Pediatrician's office looked like playground, was allegedly scene of abuse.

KTLA News

February 23, 2010

DOVER, Del. -- Prosecutors expect to add more counts to a lengthy indictment against a Delaware pediatrician charged with serial molestation of 103 children.

A grand jury returned a 160-page indictment Monday against Dr. Earl Bradley of Lewes with 471 counts of sexual crimes.

The case has shocked the close-knit coastal community of Lewes and the central Delaware town of Milford, where Bradley closed an office in 2005 after police investigated him.

Bradley's attorney, Eugene Maurer, said he would seek to move the trial out of Sussex County.

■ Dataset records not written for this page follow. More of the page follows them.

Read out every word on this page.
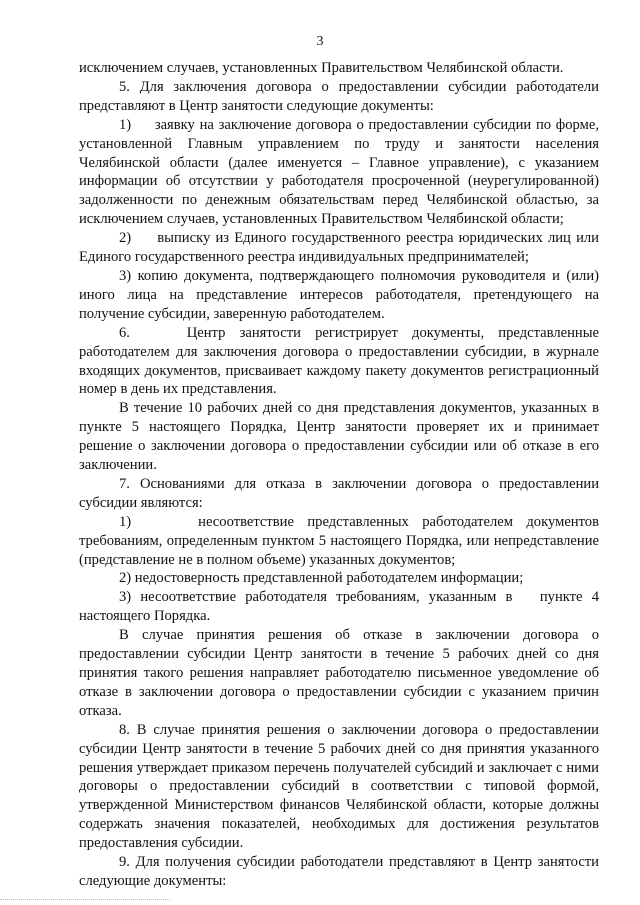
3

исключением случаев, установленных Правительством Челябинской области.

5. Для заключения договора о предоставлении субсидии работодатели представляют в Центр занятости следующие документы:

1)     заявку на заключение договора о предоставлении субсидии по форме, установленной Главным управлением по труду и занятости населения Челябинской области (далее именуется – Главное управление), с указанием информации об отсутствии у работодателя просроченной (неурегулированной) задолженности по денежным обязательствам перед Челябинской областью, за исключением случаев, установленных Правительством Челябинской области;

2)     выписку из Единого государственного реестра юридических лиц или Единого государственного реестра индивидуальных предпринимателей;

3) копию документа, подтверждающего полномочия руководителя и (или) иного лица на представление интересов работодателя, претендующего на получение субсидии, заверенную работодателем.

6.    Центр занятости регистрирует документы, представленные работодателем для заключения договора о предоставлении субсидии, в журнале входящих документов, присваивает каждому пакету документов регистрационный номер в день их представления.

В течение 10 рабочих дней со дня представления документов, указанных в пункте 5 настоящего Порядка, Центр занятости проверяет их и принимает решение о заключении договора о предоставлении субсидии или об отказе в его заключении.

7. Основаниями для отказа в заключении договора о предоставлении субсидии являются:

1)     несоответствие представленных работодателем документов требованиям, определенным пунктом 5 настоящего Порядка, или непредставление (представление не в полном объеме) указанных документов;

2) недостоверность представленной работодателем информации;

3) несоответствие работодателя требованиям, указанным в   пункте 4 настоящего Порядка.

В случае принятия решения об отказе в заключении договора о предоставлении субсидии Центр занятости в течение 5 рабочих дней со дня принятия такого решения направляет работодателю письменное уведомление об отказе в заключении договора о предоставлении субсидии с указанием причин отказа.

8. В случае принятия решения о заключении договора о предоставлении субсидии Центр занятости в течение 5 рабочих дней со дня принятия указанного решения утверждает приказом перечень получателей субсидий и заключает с ними договоры о предоставлении субсидий в соответствии с типовой формой, утвержденной Министерством финансов Челябинской области, которые должны содержать значения показателей, необходимых для достижения результатов предоставления субсидии.

9. Для получения субсидии работодатели представляют в Центр занятости следующие документы:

But he said the "real battleground" in the case will be Bradley's mental state, not what is seen on videotapes seized from Bradley's home and office or alleged in the indictment.

Announcing the grand jury's indictment, Attorney General Beau Biden said all of the alleged victims, mainly girls but including one boy, were caught on more than 13 hours of video recordings, some dating to 1998.

"The charges in this indictment are unique in the history of the state of Delaware, as far as I can tell," he said.

The charges against Bradley include rape, sexual exploitation of a child, unlawful sexual contact, continuous sexual abuse of a child, assault and reckless endangering.

Bradley, who was arrested in December and initially charged with 29 felony counts for allegedly abusing nine children, is being held with bail set at $2.9 million.

His medical license was permanently revoked by the state Board of Medical Practice last week.

Maurer said he had not read the indictment but was not surprised by the allegations.

"I'm sure they have their reasons for including all these different victims in this indictment," said Maurer, noting that under state law, a single conviction of rape would be enough to put Bradley behind bars for life.

The indictment alleges Bradley was videotaping his sexual exploitation of patients as far back as December 1998. Many victims were assaulted repeatedly, some on consecutive days, according to the indictment, which alleges that one girl was raped more than a dozen times over a period that lasted more than a year.

Authorities would not say whether they think Bradley had videotaped all of his alleged assaults or whether there may be more victims.

"I expect that we will add to this indictment with new charges over the coming months," Biden said.

He encouraged parents and victims of Bradley, "regardless of age or gender," to contact prosecutors, who have sent out about 3,100 letters to Bradley's patients and set up an office in Lewes to handle complaints and direct potential victims and their families to counseling and other services.

Sussex County prosecutor Paula Ryan declined to say how many alleged victims seen on videotape have been identified by name, or to provide an age range. The indictment refers to each alleged victim only as "Jane Doe" or "John Doe."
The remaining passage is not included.